Check Bloomberg UK’s Markets Today blog for updates all day.

What’s Next

The pace of buybacks is expected to slow in BP’s third quarter, with it having already flagged weak oil-products trading and lower margins from processing crude.

It also expects net debt to have risen, which comes on top of weaker macroeconomic prospects in 2025.

Quick Coffee with: Alice Albizzati

Alice Albizzati is the founding partner of Revaia, a sustainability-focused growth fund that manages €400 million and has offices in Paris, London and Berlin. We met her at Caravan City, just before she hopped back on the Eurostar. 

What is your favourite lunch spot? I really enjoy Lurra, a Basque restaurant. The food is really good and the atmosphere very friendly.

How do you save time? By investing enough time into this question, speaking with a coach and trying to understand how my schedule is planned so I can challenge the way I’m doing things. The time spent thinking about how to save time is not wasted.

What is the worst investment decision you've made? Not investing in a company that became a huge success, because of wrong assumptions. One that comes to mind that had a great growth trajectory is Depop. It’s the beauty of our job, where sometimes we do not make the right decision but we always take away the lessons. 

On big days, I wear? Things that are with me all the time, like jewellery from my mother and grandmother. I also like to rent clothes so I have something pretty unique. I like this combination of old and new. 

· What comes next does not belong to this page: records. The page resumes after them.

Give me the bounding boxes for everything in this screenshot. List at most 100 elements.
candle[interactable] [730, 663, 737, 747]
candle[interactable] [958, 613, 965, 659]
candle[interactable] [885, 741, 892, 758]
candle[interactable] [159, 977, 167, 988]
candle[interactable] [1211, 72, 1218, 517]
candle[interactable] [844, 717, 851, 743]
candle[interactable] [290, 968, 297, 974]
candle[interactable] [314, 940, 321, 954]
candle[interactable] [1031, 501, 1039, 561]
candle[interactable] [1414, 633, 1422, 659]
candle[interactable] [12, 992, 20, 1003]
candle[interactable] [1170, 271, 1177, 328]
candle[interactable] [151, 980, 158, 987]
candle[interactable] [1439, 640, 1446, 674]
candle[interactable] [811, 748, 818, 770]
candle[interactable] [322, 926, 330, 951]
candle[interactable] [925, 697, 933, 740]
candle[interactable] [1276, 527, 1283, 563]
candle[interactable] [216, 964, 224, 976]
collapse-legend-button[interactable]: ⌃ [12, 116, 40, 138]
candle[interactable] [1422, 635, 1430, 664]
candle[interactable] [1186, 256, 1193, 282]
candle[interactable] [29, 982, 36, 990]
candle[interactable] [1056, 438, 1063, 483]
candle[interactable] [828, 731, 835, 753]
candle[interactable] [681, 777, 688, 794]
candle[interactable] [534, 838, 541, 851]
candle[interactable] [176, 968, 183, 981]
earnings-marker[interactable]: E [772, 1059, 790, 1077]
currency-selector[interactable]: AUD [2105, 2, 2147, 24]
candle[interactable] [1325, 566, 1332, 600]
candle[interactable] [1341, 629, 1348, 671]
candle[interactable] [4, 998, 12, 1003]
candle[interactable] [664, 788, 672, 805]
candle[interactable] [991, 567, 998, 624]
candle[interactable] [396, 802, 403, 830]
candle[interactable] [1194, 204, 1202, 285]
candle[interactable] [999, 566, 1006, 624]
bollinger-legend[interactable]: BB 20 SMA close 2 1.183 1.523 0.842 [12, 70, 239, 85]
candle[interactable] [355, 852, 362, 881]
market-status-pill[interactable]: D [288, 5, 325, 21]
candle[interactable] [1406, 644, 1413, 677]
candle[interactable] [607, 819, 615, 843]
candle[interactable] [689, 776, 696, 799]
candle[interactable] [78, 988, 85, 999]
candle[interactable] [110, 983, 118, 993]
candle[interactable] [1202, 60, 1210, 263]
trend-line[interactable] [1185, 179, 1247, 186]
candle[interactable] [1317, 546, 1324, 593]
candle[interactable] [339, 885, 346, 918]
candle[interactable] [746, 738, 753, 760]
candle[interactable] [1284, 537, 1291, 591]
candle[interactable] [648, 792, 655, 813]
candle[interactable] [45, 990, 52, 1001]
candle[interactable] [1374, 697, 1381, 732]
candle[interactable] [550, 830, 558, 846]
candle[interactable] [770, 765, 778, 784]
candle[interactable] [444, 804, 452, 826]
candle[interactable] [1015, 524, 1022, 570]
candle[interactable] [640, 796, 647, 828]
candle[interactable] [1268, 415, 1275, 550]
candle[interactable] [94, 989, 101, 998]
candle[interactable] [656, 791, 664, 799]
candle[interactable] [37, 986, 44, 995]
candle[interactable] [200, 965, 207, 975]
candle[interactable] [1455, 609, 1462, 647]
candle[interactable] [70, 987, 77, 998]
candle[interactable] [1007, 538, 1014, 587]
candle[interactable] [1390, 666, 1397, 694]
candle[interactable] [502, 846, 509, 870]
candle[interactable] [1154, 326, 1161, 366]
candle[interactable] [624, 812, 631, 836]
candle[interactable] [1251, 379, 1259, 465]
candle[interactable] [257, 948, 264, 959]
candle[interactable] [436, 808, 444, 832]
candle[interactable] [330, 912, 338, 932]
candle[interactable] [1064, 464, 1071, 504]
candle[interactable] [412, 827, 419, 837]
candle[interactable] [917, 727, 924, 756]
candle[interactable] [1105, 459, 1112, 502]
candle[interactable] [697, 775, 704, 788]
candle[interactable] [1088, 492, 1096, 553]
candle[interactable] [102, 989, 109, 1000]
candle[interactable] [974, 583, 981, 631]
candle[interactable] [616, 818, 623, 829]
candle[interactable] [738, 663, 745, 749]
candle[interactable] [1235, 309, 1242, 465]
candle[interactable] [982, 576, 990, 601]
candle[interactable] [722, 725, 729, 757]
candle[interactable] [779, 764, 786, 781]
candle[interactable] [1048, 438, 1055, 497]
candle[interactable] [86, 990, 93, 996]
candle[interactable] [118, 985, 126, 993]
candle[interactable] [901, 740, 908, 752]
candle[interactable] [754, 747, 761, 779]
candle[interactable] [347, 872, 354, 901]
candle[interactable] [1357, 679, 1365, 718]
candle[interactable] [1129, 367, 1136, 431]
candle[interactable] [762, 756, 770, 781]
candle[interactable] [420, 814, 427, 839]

What are you reading? I’ve just finished reading Simone de Beauvoir’s Memoirs of a Dutiful Daughter, which I find very modern and inspiring for women.

On my commute, I… ride my bike and take advantage of this moment to get some fresh air. It enables me to switch from home to work and just empty my mind. 

How do you switch off? By carving out time to take care of myself and my family. That could mean doing a pilates or yoga class, going to the swimming pool, playing the piano, or spending quality time with my children.

What do you wish someone had told you at the start of your career? To see my career as a huge opportunity to do different things and to be bold in my choices, because all the dots will connect in the end. 

— Chloe Meley

Pub Quiz

Which Puerto Rican rapper expressed support for Vice President Kamala Harris over the weekend after a speaker at a Trump rally called the US territory a “floating island of garbage”? 

Hint: he is one of the most streamed artists on Spotify. 

[Friday’s answer: Official figures say just over 9% of the British public now buy and use vapes.]